The Nature and Treatment of Hypothermia
Hypothermia, or abnormally low body temperature, occurs both in accidental situations (exposure to cold) and in relation to such medical disorders as cardiac disease, diabetes, coma, insulin shock, drunkenness, and certain conditions in the very young and the very old. The hypothermic individual is unable to regulate body temperature, which can drop in accidental hypothermia as low as 27 degrees centigrade (80 degrees fahrenheit). Medical risk is increased by heat loss, and if the victim already suffers from disease, from a body circulation impairment--often true in the elderly--or from a physical impairment like drunkenness, the vulnerability to cold illness often increases.

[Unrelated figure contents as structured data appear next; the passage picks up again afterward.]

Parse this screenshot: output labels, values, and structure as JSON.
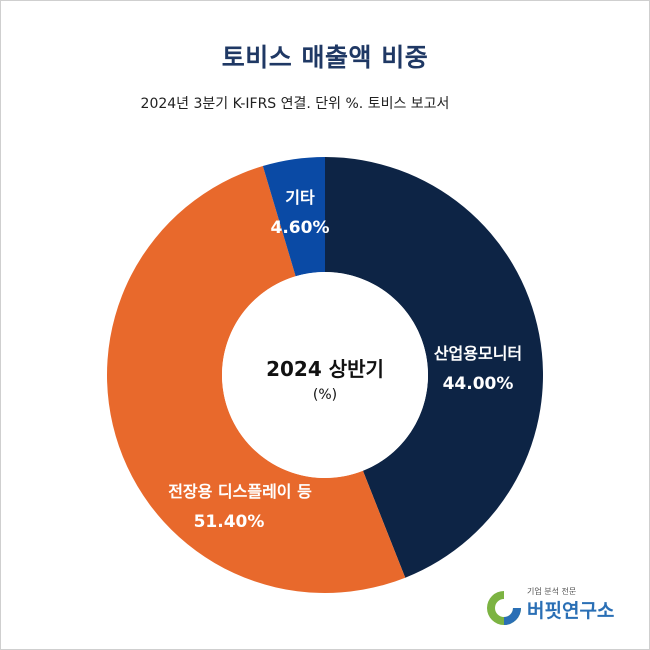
{
  "header": {
    "title": "토비스 매출액 비중",
    "subtitle": "2024년 3분기 K-IFRS 연결. 단위 %. 토비스 보고서"
  },
  "chart_data": {
    "type": "pie",
    "variant": "donut",
    "center_label": "2024 상반기",
    "center_sublabel": "(%)",
    "slices": [
      {
        "label": "산업용모니터",
        "value": 44.0,
        "display": "44.00%",
        "color": "#0d2445"
      },
      {
        "label": "전장용 디스플레이 등",
        "value": 51.4,
        "display": "51.40%",
        "color": "#e8692c"
      },
      {
        "label": "기타",
        "value": 4.6,
        "display": "4.60%",
        "color": "#0a4aa5"
      }
    ]
  },
  "logo": {
    "tagline": "기업 분석 전문",
    "name": "버핏연구소",
    "colors": {
      "green": "#7cb342",
      "blue": "#2a6fb5"
    }
  }
}
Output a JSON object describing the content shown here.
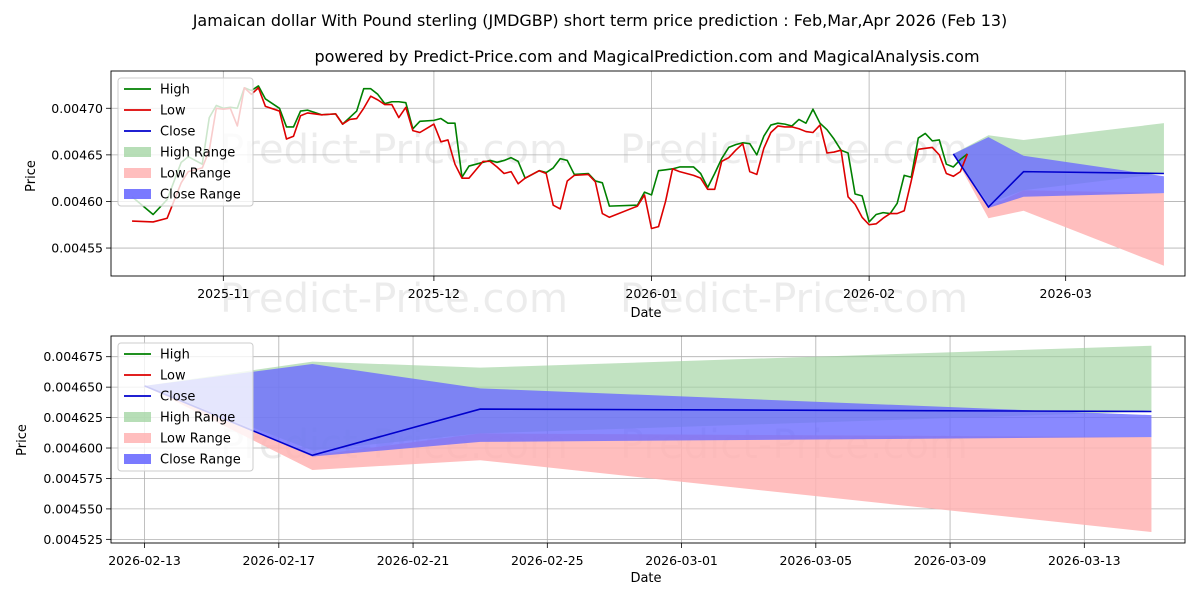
{
  "title": "Jamaican dollar With Pound sterling (JMDGBP) short term price prediction : Feb,Mar,Apr 2026 (Feb 13)",
  "subtitle": "powered by Predict-Price.com and MagicalPrediction.com and MagicalAnalysis.com",
  "watermark": "Predict-Price.com",
  "colors": {
    "high": "#008000",
    "low": "#dd0000",
    "close": "#0000cc",
    "high_range": "#9fd39f",
    "low_range": "#ffb3b3",
    "close_range": "#6b6bff"
  },
  "chart_data": [
    {
      "type": "line",
      "name": "full-history",
      "xlabel": "Date",
      "ylabel": "Price",
      "x_domain": [
        "2025-10-16",
        "2026-03-18"
      ],
      "ylim": [
        0.00452,
        0.00474
      ],
      "xticks": [
        {
          "date": "2025-11-01",
          "label": "2025-11"
        },
        {
          "date": "2025-12-01",
          "label": "2025-12"
        },
        {
          "date": "2026-01-01",
          "label": "2026-01"
        },
        {
          "date": "2026-02-01",
          "label": "2026-02"
        },
        {
          "date": "2026-03-01",
          "label": "2026-03"
        }
      ],
      "yticks": [
        {
          "v": 0.00455,
          "label": "0.00455"
        },
        {
          "v": 0.0046,
          "label": "0.00460"
        },
        {
          "v": 0.00465,
          "label": "0.00465"
        },
        {
          "v": 0.0047,
          "label": "0.00470"
        }
      ],
      "legend": [
        "High",
        "Low",
        "Close",
        "High Range",
        "Low Range",
        "Close Range"
      ],
      "history": [
        [
          "2025-10-19",
          0.004605,
          0.004579
        ],
        [
          "2025-10-22",
          0.004586,
          0.004578
        ],
        [
          "2025-10-24",
          0.004602,
          0.004582
        ],
        [
          "2025-10-26",
          0.004642,
          0.00462
        ],
        [
          "2025-10-27",
          0.004648,
          0.004632
        ],
        [
          "2025-10-29",
          0.00464,
          0.004636
        ],
        [
          "2025-10-30",
          0.00469,
          0.004655
        ],
        [
          "2025-10-31",
          0.004703,
          0.0047
        ],
        [
          "2025-11-01",
          0.0047,
          0.004699
        ],
        [
          "2025-11-02",
          0.004701,
          0.0047
        ],
        [
          "2025-11-03",
          0.0047,
          0.004681
        ],
        [
          "2025-11-04",
          0.004722,
          0.004722
        ],
        [
          "2025-11-05",
          0.004719,
          0.004715
        ],
        [
          "2025-11-06",
          0.004724,
          0.004722
        ],
        [
          "2025-11-07",
          0.00471,
          0.004702
        ],
        [
          "2025-11-09",
          0.0047,
          0.004697
        ],
        [
          "2025-11-10",
          0.00468,
          0.004667
        ],
        [
          "2025-11-11",
          0.00468,
          0.00467
        ],
        [
          "2025-11-12",
          0.004697,
          0.004692
        ],
        [
          "2025-11-13",
          0.004698,
          0.004695
        ],
        [
          "2025-11-15",
          0.004693,
          0.004693
        ],
        [
          "2025-11-17",
          0.004694,
          0.004694
        ],
        [
          "2025-11-18",
          0.004683,
          0.004683
        ],
        [
          "2025-11-19",
          0.00469,
          0.004688
        ],
        [
          "2025-11-20",
          0.004697,
          0.004689
        ],
        [
          "2025-11-21",
          0.004721,
          0.0047
        ],
        [
          "2025-11-22",
          0.004721,
          0.004713
        ],
        [
          "2025-11-23",
          0.004715,
          0.004709
        ],
        [
          "2025-11-24",
          0.004705,
          0.004704
        ],
        [
          "2025-11-25",
          0.004707,
          0.004704
        ],
        [
          "2025-11-26",
          0.004707,
          0.00469
        ],
        [
          "2025-11-27",
          0.004706,
          0.004701
        ],
        [
          "2025-11-28",
          0.004678,
          0.004676
        ],
        [
          "2025-11-29",
          0.004686,
          0.004674
        ],
        [
          "2025-12-01",
          0.004687,
          0.004683
        ],
        [
          "2025-12-02",
          0.004689,
          0.004664
        ],
        [
          "2025-12-03",
          0.004684,
          0.004666
        ],
        [
          "2025-12-04",
          0.004684,
          0.00464
        ],
        [
          "2025-12-05",
          0.004626,
          0.004625
        ],
        [
          "2025-12-06",
          0.004638,
          0.004625
        ],
        [
          "2025-12-08",
          0.004642,
          0.004643
        ],
        [
          "2025-12-09",
          0.004644,
          0.004643
        ],
        [
          "2025-12-10",
          0.004642,
          0.004637
        ],
        [
          "2025-12-11",
          0.004644,
          0.00463
        ],
        [
          "2025-12-12",
          0.004647,
          0.004632
        ],
        [
          "2025-12-13",
          0.004643,
          0.004619
        ],
        [
          "2025-12-14",
          0.004625,
          0.004625
        ],
        [
          "2025-12-16",
          0.004633,
          0.004633
        ],
        [
          "2025-12-17",
          0.004631,
          0.00463
        ],
        [
          "2025-12-18",
          0.004636,
          0.004596
        ],
        [
          "2025-12-19",
          0.004646,
          0.004592
        ],
        [
          "2025-12-20",
          0.004644,
          0.004622
        ],
        [
          "2025-12-21",
          0.004629,
          0.004628
        ],
        [
          "2025-12-23",
          0.00463,
          0.004629
        ],
        [
          "2025-12-24",
          0.004622,
          0.004621
        ],
        [
          "2025-12-25",
          0.00462,
          0.004587
        ],
        [
          "2025-12-26",
          0.004595,
          0.004583
        ],
        [
          "2025-12-30",
          0.004596,
          0.004595
        ],
        [
          "2025-12-31",
          0.00461,
          0.004607
        ],
        [
          "2026-01-01",
          0.004607,
          0.004571
        ],
        [
          "2026-01-02",
          0.004633,
          0.004573
        ],
        [
          "2026-01-03",
          0.004634,
          0.0046
        ],
        [
          "2026-01-04",
          0.004635,
          0.004635
        ],
        [
          "2026-01-05",
          0.004637,
          0.004632
        ],
        [
          "2026-01-07",
          0.004637,
          0.004628
        ],
        [
          "2026-01-08",
          0.00463,
          0.004625
        ],
        [
          "2026-01-09",
          0.004615,
          0.004613
        ],
        [
          "2026-01-10",
          0.00463,
          0.004613
        ],
        [
          "2026-01-11",
          0.004646,
          0.004643
        ],
        [
          "2026-01-12",
          0.004658,
          0.004647
        ],
        [
          "2026-01-13",
          0.004661,
          0.004655
        ],
        [
          "2026-01-14",
          0.004663,
          0.004662
        ],
        [
          "2026-01-15",
          0.004662,
          0.004632
        ],
        [
          "2026-01-16",
          0.00465,
          0.004629
        ],
        [
          "2026-01-17",
          0.00467,
          0.004657
        ],
        [
          "2026-01-18",
          0.004682,
          0.004674
        ],
        [
          "2026-01-19",
          0.004684,
          0.004681
        ],
        [
          "2026-01-20",
          0.004683,
          0.00468
        ],
        [
          "2026-01-21",
          0.004681,
          0.00468
        ],
        [
          "2026-01-22",
          0.004688,
          0.004678
        ],
        [
          "2026-01-23",
          0.004684,
          0.004675
        ],
        [
          "2026-01-24",
          0.004699,
          0.004674
        ],
        [
          "2026-01-25",
          0.004684,
          0.004682
        ],
        [
          "2026-01-26",
          0.004677,
          0.004652
        ],
        [
          "2026-01-27",
          0.004667,
          0.004653
        ],
        [
          "2026-01-28",
          0.004655,
          0.004655
        ],
        [
          "2026-01-29",
          0.004652,
          0.004605
        ],
        [
          "2026-01-30",
          0.004608,
          0.004597
        ],
        [
          "2026-01-31",
          0.004606,
          0.004583
        ],
        [
          "2026-02-01",
          0.004578,
          0.004575
        ],
        [
          "2026-02-02",
          0.004586,
          0.004576
        ],
        [
          "2026-02-03",
          0.004588,
          0.004582
        ],
        [
          "2026-02-04",
          0.004587,
          0.004587
        ],
        [
          "2026-02-05",
          0.004598,
          0.004587
        ],
        [
          "2026-02-06",
          0.004628,
          0.00459
        ],
        [
          "2026-02-07",
          0.004626,
          0.004622
        ],
        [
          "2026-02-08",
          0.004668,
          0.004656
        ],
        [
          "2026-02-09",
          0.004673,
          0.004657
        ],
        [
          "2026-02-10",
          0.004665,
          0.004658
        ],
        [
          "2026-02-11",
          0.004666,
          0.00465
        ],
        [
          "2026-02-12",
          0.00464,
          0.00463
        ],
        [
          "2026-02-13",
          0.004637,
          0.004627
        ],
        [
          "2026-02-14",
          0.004645,
          0.004632
        ],
        [
          "2026-02-15",
          0.004651,
          0.004651
        ]
      ]
    },
    {
      "type": "line",
      "name": "forecast-zoom",
      "xlabel": "Date",
      "ylabel": "Price",
      "x_domain": [
        "2026-02-12",
        "2026-03-16"
      ],
      "ylim": [
        0.004522,
        0.004692
      ],
      "xticks": [
        {
          "date": "2026-02-13",
          "label": "2026-02-13"
        },
        {
          "date": "2026-02-17",
          "label": "2026-02-17"
        },
        {
          "date": "2026-02-21",
          "label": "2026-02-21"
        },
        {
          "date": "2026-02-25",
          "label": "2026-02-25"
        },
        {
          "date": "2026-03-01",
          "label": "2026-03-01"
        },
        {
          "date": "2026-03-05",
          "label": "2026-03-05"
        },
        {
          "date": "2026-03-09",
          "label": "2026-03-09"
        },
        {
          "date": "2026-03-13",
          "label": "2026-03-13"
        }
      ],
      "yticks": [
        {
          "v": 0.004525,
          "label": "0.004525"
        },
        {
          "v": 0.00455,
          "label": "0.004550"
        },
        {
          "v": 0.004575,
          "label": "0.004575"
        },
        {
          "v": 0.0046,
          "label": "0.004600"
        },
        {
          "v": 0.004625,
          "label": "0.004625"
        },
        {
          "v": 0.00465,
          "label": "0.004650"
        },
        {
          "v": 0.004675,
          "label": "0.004675"
        }
      ],
      "legend": [
        "High",
        "Low",
        "Close",
        "High Range",
        "Low Range",
        "Close Range"
      ]
    }
  ],
  "forecast": {
    "dates": [
      "2026-02-13",
      "2026-02-18",
      "2026-02-23",
      "2026-03-15"
    ],
    "high_range": {
      "upper": [
        0.004651,
        0.004671,
        0.004666,
        0.004684
      ],
      "lower": [
        0.004651,
        0.004598,
        0.004612,
        0.00463
      ]
    },
    "low_range": {
      "upper": [
        0.004651,
        0.004594,
        0.004612,
        0.004609
      ],
      "lower": [
        0.004651,
        0.004582,
        0.00459,
        0.004531
      ]
    },
    "close_range": {
      "upper": [
        0.004651,
        0.004669,
        0.004649,
        0.004627
      ],
      "lower": [
        0.004651,
        0.004593,
        0.004605,
        0.004609
      ]
    },
    "close": [
      0.004651,
      0.004594,
      0.004632,
      0.00463
    ]
  }
}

The 18 papers in this book, prepared for a Continuing Medical Education conference at the University of Minnesota-Duluth Medical School, provide state of the art information on the diagnosis, physiology, and treatment of hypothermia. Since severe hypothermia is a major medical emergency and the victim is often found far from shelter, this book devotes primary attention to emergency and in-hospital procedures for rewarming the body, starting an arrested heart, dealing with shock, and treating cold damage to the body. Yet its comprehensive approach--its emphasis upon physiology as well as treatment--will make it a useful book for research scientists and students of medicine and human physiology as well as for physicians.
The contributors to this volume are clinical and research scientists from Canada, Great Britain, and the United States. Editors Robert Pozos and Lorentz E. Wittmers, Jr., are associate professors in the department of physiology, School of Medicine, University of Minnesota-Duluth.